Mr Nowak appealed the DPC’s decision to the Circuit Court, which upheld the decision of the DPC. Mr Nowak then appealed the Circuit Court decision to the High Court on a point of law.

High Court dismisses Mr Nowak’s appeal

On appeal to the High Court, it was argued that the Circuit Court judge erred in determining the DPC’s decision that the Memoranda do not constitute personal data was “vitiated by a serious and significant error” (the test for an appeal of a decision of a statutory body).

The High Court found that the Memoranda, which addressed complaints of alleged non-compliance with accounting and auditing standards, did not contain any data of a personal nature and did not refer to Mr Nowak in any way. It held that there was no error of law made on the part of the Circuit Court judge and dismissed Mr Nowak’s appeal.

Circuit Court appeal

Mr Nowak appealed to the Court of Appeal on one ground – that the High Court had erred in holding that the Memoranda did not constitute personal data as interpreted by the Data Protection Directive 2002/58/EC (the “Directive”) and the Data Protection Acts.

Mr Nowak argued that the Memoranda did contain his personal data because they:

  • were generated in response to a complaint he had made to CARB;
  • should have been stored by his former employer on his personnel file; and
  • should be considered in conjunction with the cover letter sent by his former employer to CARB as the letter specifically identified him as well as a CARB reference number for the complaint – meaning since the Memoranda was attached to the letter and the letter contained personal data that the Memoranda also constituted personal data.

The DPC responded that the Memoranda did not constitute personal data of Mr Nowak as the Memoranda:

  • did not refer to or identify him in any way;
  • were not concerned with his work and do not constitute an assessment of his work; and
  • have no consequence for him.

Court of Appeal finds the memoranda do not constitute personal data

The Court of Appeal accepted the Memoranda did not refer to Mr Nowak by name but the accompanying letter did and Mr Nowak is identified by the Memoranda taken in conjunction with the cover letter. However, in order to constitute personal data, it must be established that the Memoranda constituted data “relating to” Mr Nowak.

The Court of Appeal found that information is deemed to “relate to” an individual when it is about the identity, characteristics or behaviour of that individual.

Mr Nowak did not claim that his complaint was linked to the performance of his duties as a trainee accountant on the complained-of audits. There was no link between his work on the audits and his complaint. The effect of the Memoranda and the determination of the complaint could only affect his former employer and not Mr Nowak.

The Court of Appeal determined:

  1. the Memoranda did not in any way engage the interests of Mr Nowak and as they did not refer to him in any way;
  2. the Memoranda were not “about” Mr Nowak or “refer to the identity, characteristics or behaviour of” him;
  3. to claim the Memoranda were personal data simply because it was created as a result of Mr Nowak’s complaint would be to “overstretch” the concept of personal data; and
  4. therefore the Memoranda do not “relate to” Mr Nowak and do not constitute his personal data.

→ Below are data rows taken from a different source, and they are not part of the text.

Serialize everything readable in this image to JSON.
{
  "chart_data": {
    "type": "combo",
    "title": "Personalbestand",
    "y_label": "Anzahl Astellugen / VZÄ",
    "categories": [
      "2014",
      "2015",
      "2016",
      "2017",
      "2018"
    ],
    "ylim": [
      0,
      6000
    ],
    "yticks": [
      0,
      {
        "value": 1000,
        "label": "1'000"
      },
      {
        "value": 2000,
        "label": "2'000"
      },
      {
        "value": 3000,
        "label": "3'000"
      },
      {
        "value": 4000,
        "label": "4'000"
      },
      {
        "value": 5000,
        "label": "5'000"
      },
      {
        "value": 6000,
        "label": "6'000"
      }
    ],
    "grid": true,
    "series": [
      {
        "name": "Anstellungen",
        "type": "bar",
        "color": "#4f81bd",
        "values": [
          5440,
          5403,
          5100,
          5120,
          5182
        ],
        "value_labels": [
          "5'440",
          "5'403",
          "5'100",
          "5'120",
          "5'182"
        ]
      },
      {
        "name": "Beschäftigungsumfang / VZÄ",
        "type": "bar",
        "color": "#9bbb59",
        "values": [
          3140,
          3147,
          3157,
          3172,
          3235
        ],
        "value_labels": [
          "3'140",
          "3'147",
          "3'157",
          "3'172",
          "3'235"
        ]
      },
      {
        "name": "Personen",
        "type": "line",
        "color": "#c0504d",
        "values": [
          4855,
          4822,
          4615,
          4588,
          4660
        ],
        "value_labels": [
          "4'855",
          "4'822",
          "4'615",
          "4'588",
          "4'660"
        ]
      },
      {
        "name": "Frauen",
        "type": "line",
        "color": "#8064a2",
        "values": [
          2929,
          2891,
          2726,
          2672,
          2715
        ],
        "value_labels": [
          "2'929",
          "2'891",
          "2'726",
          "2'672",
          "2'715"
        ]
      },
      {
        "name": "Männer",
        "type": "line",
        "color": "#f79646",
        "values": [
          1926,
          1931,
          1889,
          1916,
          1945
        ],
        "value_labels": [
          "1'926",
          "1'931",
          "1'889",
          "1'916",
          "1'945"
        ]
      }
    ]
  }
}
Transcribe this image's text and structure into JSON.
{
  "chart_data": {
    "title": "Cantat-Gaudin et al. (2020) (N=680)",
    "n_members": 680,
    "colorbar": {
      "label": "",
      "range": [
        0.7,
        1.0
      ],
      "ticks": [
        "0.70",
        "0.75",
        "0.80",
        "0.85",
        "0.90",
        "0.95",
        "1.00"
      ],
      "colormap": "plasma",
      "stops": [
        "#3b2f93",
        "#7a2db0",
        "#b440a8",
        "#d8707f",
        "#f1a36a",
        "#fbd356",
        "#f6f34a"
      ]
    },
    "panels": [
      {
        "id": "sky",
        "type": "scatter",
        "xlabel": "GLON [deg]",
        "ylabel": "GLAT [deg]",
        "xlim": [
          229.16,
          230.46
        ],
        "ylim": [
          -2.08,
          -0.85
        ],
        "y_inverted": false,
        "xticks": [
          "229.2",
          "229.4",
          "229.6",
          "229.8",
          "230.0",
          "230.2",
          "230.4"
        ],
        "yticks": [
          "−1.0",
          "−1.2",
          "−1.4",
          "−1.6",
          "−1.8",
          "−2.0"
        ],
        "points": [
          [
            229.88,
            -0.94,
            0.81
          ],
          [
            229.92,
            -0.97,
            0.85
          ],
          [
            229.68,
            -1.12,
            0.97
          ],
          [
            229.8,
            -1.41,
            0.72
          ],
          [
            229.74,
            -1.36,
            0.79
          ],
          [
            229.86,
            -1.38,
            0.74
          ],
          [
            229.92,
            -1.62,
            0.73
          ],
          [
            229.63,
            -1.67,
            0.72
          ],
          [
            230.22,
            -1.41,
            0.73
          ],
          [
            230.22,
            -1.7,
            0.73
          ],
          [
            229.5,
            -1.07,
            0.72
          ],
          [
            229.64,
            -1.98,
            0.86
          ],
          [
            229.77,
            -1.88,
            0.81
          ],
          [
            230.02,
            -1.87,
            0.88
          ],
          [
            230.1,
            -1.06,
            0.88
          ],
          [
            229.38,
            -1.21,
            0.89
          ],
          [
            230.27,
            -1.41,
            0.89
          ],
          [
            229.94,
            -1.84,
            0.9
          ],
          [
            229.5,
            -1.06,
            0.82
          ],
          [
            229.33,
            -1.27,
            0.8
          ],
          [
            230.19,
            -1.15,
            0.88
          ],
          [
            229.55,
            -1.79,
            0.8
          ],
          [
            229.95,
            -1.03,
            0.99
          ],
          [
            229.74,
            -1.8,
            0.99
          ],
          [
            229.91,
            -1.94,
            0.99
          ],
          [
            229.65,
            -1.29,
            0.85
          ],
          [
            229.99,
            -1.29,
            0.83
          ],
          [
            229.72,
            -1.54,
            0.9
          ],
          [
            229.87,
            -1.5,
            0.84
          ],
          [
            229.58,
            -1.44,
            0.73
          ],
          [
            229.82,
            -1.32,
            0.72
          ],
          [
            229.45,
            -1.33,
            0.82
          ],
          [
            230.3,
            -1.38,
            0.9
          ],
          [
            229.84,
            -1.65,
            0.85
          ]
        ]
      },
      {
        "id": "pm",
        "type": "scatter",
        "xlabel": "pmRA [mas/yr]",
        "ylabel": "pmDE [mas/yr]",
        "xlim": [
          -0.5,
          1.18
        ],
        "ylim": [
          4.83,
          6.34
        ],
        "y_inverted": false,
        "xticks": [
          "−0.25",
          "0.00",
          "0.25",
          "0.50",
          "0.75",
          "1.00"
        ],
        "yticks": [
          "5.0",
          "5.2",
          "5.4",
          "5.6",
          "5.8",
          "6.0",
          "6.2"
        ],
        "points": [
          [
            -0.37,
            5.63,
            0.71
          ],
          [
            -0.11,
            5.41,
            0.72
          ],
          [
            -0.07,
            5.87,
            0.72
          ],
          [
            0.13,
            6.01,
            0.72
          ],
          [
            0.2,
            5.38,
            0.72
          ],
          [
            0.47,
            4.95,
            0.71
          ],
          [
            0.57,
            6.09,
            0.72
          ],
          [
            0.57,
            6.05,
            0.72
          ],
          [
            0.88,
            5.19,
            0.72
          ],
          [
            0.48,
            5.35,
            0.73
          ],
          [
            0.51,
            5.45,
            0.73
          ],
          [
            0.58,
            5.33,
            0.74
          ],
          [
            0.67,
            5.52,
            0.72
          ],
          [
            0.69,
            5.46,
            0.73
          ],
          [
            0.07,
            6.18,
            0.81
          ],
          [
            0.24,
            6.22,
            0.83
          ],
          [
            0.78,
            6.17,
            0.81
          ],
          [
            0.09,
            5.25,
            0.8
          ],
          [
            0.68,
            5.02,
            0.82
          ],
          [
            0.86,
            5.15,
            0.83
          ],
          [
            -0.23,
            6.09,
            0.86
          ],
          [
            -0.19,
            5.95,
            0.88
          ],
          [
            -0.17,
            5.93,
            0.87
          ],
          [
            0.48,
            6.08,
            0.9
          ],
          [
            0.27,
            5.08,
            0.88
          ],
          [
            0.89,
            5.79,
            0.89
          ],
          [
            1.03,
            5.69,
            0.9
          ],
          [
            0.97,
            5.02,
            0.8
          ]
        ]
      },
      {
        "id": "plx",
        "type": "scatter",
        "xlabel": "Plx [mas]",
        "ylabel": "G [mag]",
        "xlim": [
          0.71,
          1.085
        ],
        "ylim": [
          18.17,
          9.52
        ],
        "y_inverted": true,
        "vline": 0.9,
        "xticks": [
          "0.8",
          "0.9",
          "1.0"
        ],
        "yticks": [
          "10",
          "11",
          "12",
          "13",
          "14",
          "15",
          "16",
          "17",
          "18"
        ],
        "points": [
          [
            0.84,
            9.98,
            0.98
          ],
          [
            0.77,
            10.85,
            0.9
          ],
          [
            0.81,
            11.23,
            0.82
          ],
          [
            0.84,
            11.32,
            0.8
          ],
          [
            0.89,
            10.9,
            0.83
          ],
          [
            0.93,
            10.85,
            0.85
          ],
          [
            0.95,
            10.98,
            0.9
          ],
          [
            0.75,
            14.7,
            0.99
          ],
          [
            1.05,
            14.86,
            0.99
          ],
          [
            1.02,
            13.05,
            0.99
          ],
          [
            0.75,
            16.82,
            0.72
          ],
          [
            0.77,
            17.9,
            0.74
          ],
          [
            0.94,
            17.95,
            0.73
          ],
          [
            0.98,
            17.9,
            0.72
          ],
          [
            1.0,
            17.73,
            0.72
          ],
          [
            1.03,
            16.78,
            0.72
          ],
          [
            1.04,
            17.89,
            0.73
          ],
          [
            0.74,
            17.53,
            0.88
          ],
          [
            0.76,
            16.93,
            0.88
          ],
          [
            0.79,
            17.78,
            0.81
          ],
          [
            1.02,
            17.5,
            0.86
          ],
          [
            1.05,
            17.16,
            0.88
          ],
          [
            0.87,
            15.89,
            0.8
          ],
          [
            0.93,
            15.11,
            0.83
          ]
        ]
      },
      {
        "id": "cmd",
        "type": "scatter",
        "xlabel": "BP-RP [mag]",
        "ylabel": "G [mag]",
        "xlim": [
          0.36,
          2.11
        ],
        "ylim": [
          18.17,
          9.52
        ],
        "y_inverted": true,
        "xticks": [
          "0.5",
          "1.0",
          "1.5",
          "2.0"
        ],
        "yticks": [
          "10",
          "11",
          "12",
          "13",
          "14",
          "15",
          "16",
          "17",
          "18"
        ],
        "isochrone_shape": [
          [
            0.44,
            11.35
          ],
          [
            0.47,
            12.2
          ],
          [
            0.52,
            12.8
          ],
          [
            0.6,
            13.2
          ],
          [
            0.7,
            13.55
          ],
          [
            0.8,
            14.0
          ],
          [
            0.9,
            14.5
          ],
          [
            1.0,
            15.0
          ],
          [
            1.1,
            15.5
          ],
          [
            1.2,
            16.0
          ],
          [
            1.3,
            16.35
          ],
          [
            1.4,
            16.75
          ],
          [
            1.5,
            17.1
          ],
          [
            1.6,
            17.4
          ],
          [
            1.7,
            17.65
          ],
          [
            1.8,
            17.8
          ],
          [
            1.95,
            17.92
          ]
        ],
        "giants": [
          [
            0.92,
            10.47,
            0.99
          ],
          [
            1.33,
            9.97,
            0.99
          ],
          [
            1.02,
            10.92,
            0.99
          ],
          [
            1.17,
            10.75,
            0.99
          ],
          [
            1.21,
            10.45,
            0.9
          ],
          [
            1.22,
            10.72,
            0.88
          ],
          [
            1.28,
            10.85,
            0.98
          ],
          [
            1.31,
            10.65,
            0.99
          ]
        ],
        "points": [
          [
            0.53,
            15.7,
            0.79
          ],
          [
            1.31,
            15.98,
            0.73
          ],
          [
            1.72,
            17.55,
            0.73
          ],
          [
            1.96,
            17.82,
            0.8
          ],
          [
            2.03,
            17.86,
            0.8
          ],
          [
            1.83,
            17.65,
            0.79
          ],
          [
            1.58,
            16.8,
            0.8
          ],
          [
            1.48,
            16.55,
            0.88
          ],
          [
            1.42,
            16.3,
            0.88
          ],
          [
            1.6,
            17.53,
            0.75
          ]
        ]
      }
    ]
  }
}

What are the possible implications of this decision?

Up until now, the definition of personal data appeared to be ever expanding – particularly since the first Nowak decision from the CJEU found, in relation to exam scripts, that the examinee’s handwriting and even the examiner’s margin notes, constituted personal data.

Now in response to DARs, organisations may argue that simply because an employee makes a complaint does not mean that all documentation related to that complaint constitutes personal data – unless the complaint involves an assessment of the character or behaviour of that employee.